Last month, McLaughlin-Levrone became the freshly minted face of Neutrogena, joining a new class of brand ambassadors who are leveling the playing field for athletes in beauty. For so long, women in sports have had to fight against the stereotype that they aren't "feminine" because of their athletic prowess, but now, that's started to change as they've begun to carve out space for representation in the worlds of skin care, hair care, and makeup. Just this year, Clinique partnered with English rugby player Holly Aitchison as part of its "Game Face" initiative, Glossier partnered with the WNBA, and Hally Hair teamed up with women NCAA athletes at Baylor University.
Not only do these campaigns prove to young women that you don't have to choose between being an "athlete" and a "beauty girlie," but if you think about it, why shouldn't we be turning to sports stars — who are exposed to sweat, sun, and other environmental elements — for our skin-care advice?
For McLaughlin-Levrone, thinking about her skin mirrors the way she thinks about her sport: focusing on prehab so she doesn't have to deal with rehab later on. "When you're an athlete, it's all about being preventative so that you don't have to deal with injuries later, and the same thing goes for taking care of my skin now so that I don't have to deal with the effects [of aging] later," she says. "It's doing what I can to preserve my skin and make sure it's as healthy as it can be now so that down the line, I don't have all of these issues I'm trying to prevent."
Unsurprisingly, this approach centers on sun protection. "I'm out in the sun three hours a day running around the track, and even when I don't notice it, it's affecting me," McLaughin-Levrone says.
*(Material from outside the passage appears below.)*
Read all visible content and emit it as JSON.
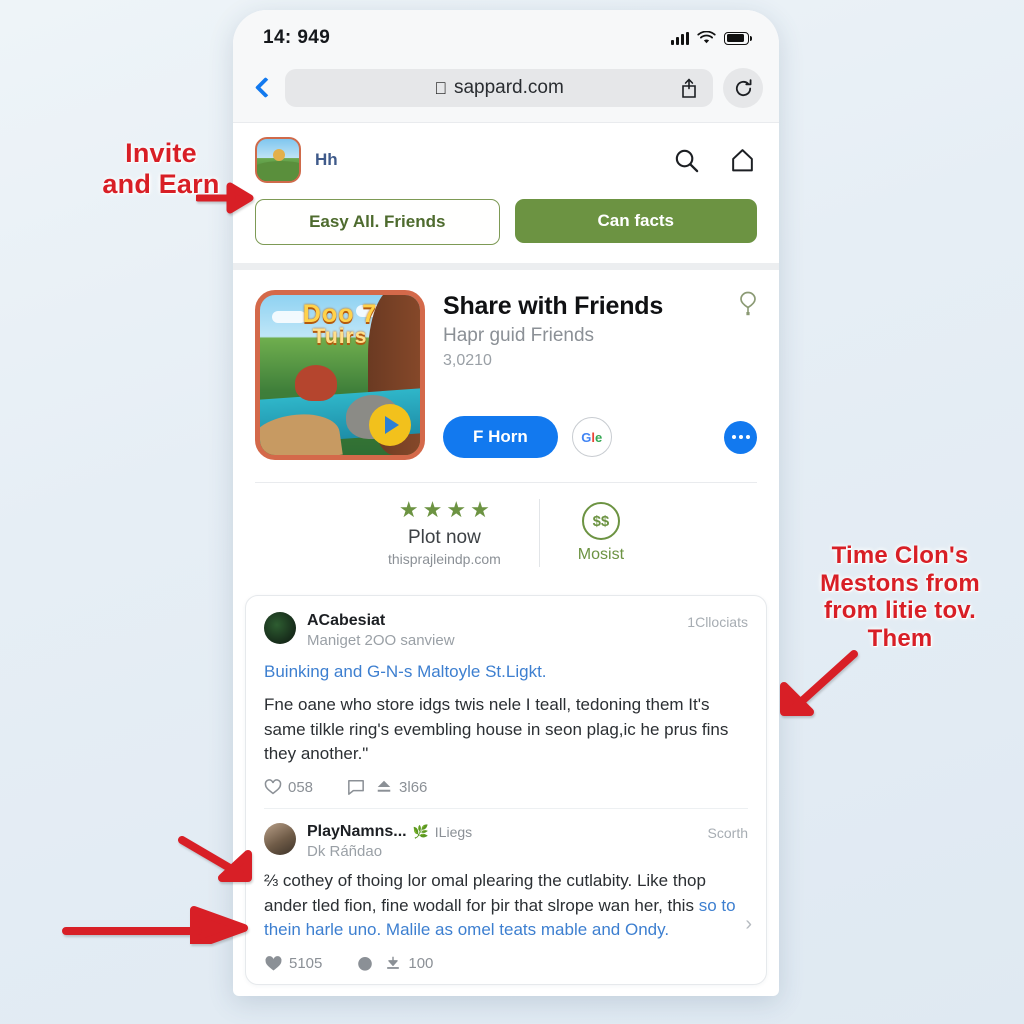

She swears by the Neutrogena Ultra Sheer Sunscreen ($8, originally $10). "I keep that in my bag at all times, and all my teammates ask to borrow some."
As for her post-workout essentials, "quick and efficient" is tantamount. "When I'm sweating, I'm dirty, because I'm also touching the track and touching my face, so I also keep the Neutrogena Makeup Remover Wipes ($10, originally $14) with me just to clean everything off because I go straight from the track to the weight room, so there isn't always time to do a full routine," McLaughlin-Levrone says. "And I have stubborn acne; when I get blemishes or breakouts, I use the Pimple Patches ($8)."
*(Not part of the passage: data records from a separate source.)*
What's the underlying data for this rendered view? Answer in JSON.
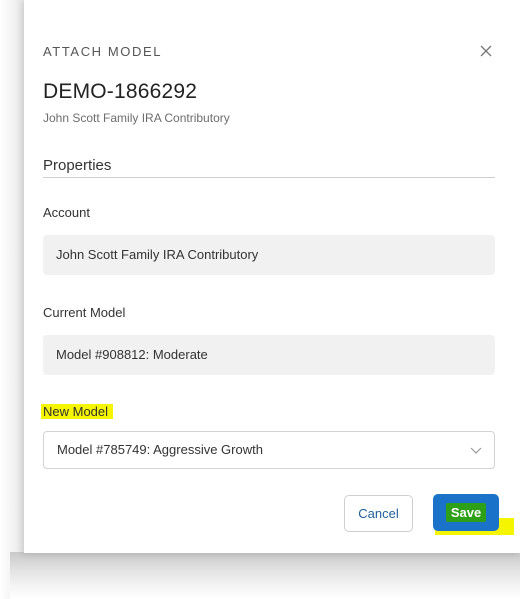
{
  "modal": {
    "label": "ATTACH MODEL",
    "code": "DEMO-1866292",
    "subtitle": "John Scott Family IRA Contributory",
    "section_title": "Properties"
  },
  "fields": {
    "account": {
      "label": "Account",
      "value": "John Scott Family IRA Contributory"
    },
    "current_model": {
      "label": "Current Model",
      "value": "Model #908812: Moderate"
    },
    "new_model": {
      "label": "New Model",
      "selected": "Model #785749: Aggressive Growth"
    }
  },
  "buttons": {
    "cancel": "Cancel",
    "save": "Save"
  },
  "icons": {
    "close": "close-icon",
    "dropdown": "chevron-down-icon"
  },
  "colors": {
    "primary": "#1b73c9",
    "highlight": "#f6f500",
    "save_highlight": "#2ea018"
  }
}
The sports-skin connection doesn't stop there. "Listening to my skin the same way I listen to my body — knowing when it needs a rest, and knowing when I need to chill with the makeup and let it breathe — has been huge for me," McLaughlin-Levrone says, likening it to knowing when her body needs a break from pounding the pavement (case in point: she recently skipped out on the World Track and Field Championships to recover from an injury so she could be in tip-top shape for the 2024 Paris Olympics). "Just knowing some of the signs and knowing what's going on — Are my hormones doing something? Am I drinking enough water? Am I touching my face too much? Is something in my diet? — there are so many different factors that go into it, and being keen to those has made a huge difference," she says. For example, she knows her skin gets extra dry any time she's traveling, so she boards her flights with the Neutrogena Hydro Boost Water Face Cream ($23) in hand for extra hydration.
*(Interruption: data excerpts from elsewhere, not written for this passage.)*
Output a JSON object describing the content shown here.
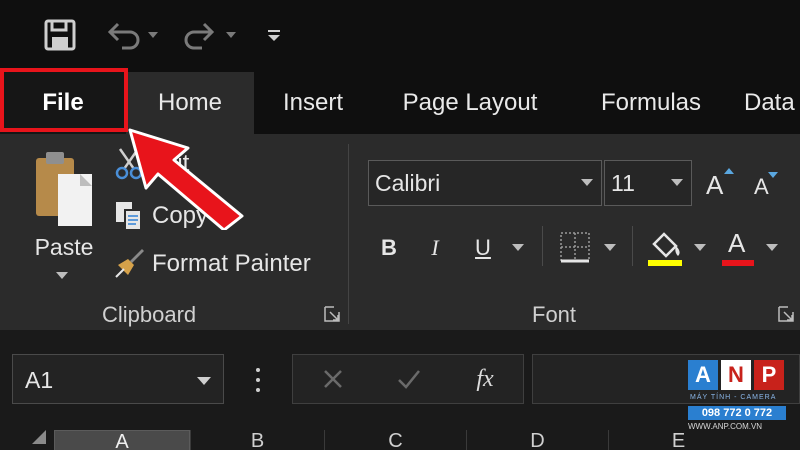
{
  "tabs": {
    "file": "File",
    "home": "Home",
    "insert": "Insert",
    "page_layout": "Page Layout",
    "formulas": "Formulas",
    "data": "Data"
  },
  "clipboard": {
    "paste": "Paste",
    "cut": "Cut",
    "copy": "Copy",
    "format_painter": "Format Painter",
    "group_label": "Clipboard"
  },
  "font": {
    "name": "Calibri",
    "size": "11",
    "grow_label": "A",
    "shrink_label": "A",
    "bold": "B",
    "italic": "I",
    "underline": "U",
    "font_color_label": "A",
    "group_label": "Font"
  },
  "formula_bar": {
    "name_box": "A1",
    "fx": "fx"
  },
  "columns": [
    "A",
    "B",
    "C",
    "D",
    "E"
  ],
  "watermark": {
    "letters": [
      "A",
      "N",
      "P"
    ],
    "sub": "MÁY TÍNH - CAMERA",
    "phone": "098 772 0 772",
    "url": "WWW.ANP.COM.VN"
  },
  "colors": {
    "highlight": "#e8141b",
    "fill_bar": "#ffff00",
    "font_color_bar": "#e8141b",
    "ribbon_bg": "#2b2b2b"
  },
  "icons": {
    "save": "save-icon",
    "undo": "undo-icon",
    "redo": "redo-icon",
    "customize": "customize-qat-icon",
    "paste": "paste-icon",
    "cut": "scissors-icon",
    "copy": "copy-icon",
    "format_painter": "paintbrush-icon",
    "borders": "borders-icon",
    "fill": "paint-bucket-icon",
    "cancel": "cancel-icon",
    "enter": "check-icon"
  }
}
Another way athletes like McLaughlin-Levrone are blurring the line between sports and beauty is by choosing to wear makeup while they compete. What started with gymnastics and ballet has made its way throughout the women's sporting world (who could forget sprinter Sha'Carri Richardson's electric orange hair and XL lashes?), giving women athletes an opportunity to reclaim makeup and express themselves on the field. "A lot of women in track right now do full faces of makeup — it's like getting ready to go to war, and we all have our war paint on," McLaughlin-Levrone says. "It's just a fun part of getting ready and feeling confident going out there to do what I love to do."
Let it be known, though, that for McLaughlin-Levrone and her counterparts, experimenting with beauty has little to do with wanting to "look good" on the world's stage. Instead, it's all about feeling like the best version of yourself. "I don't feel like I've ever felt the pressure to look perfect when I compete, but I've felt the pressure to be perfect in terms of my performance," she says. "But I think there's a healthy balance of knowing who you are and knowing where your identity is placed. In that, there's freedom to feel beautiful within yourself, and that outward expression shines through and shows on your face. That's when you can be the most confident in what you do."
When it comes to sports and beauty, it doesn't have to be an "either/or" scenario. As McLaughlin-Levrone puts it, "At the end of the day, I am a woman who is good in her craft but also loves to take care of herself, and I think there is beauty in being able to do both gracefully."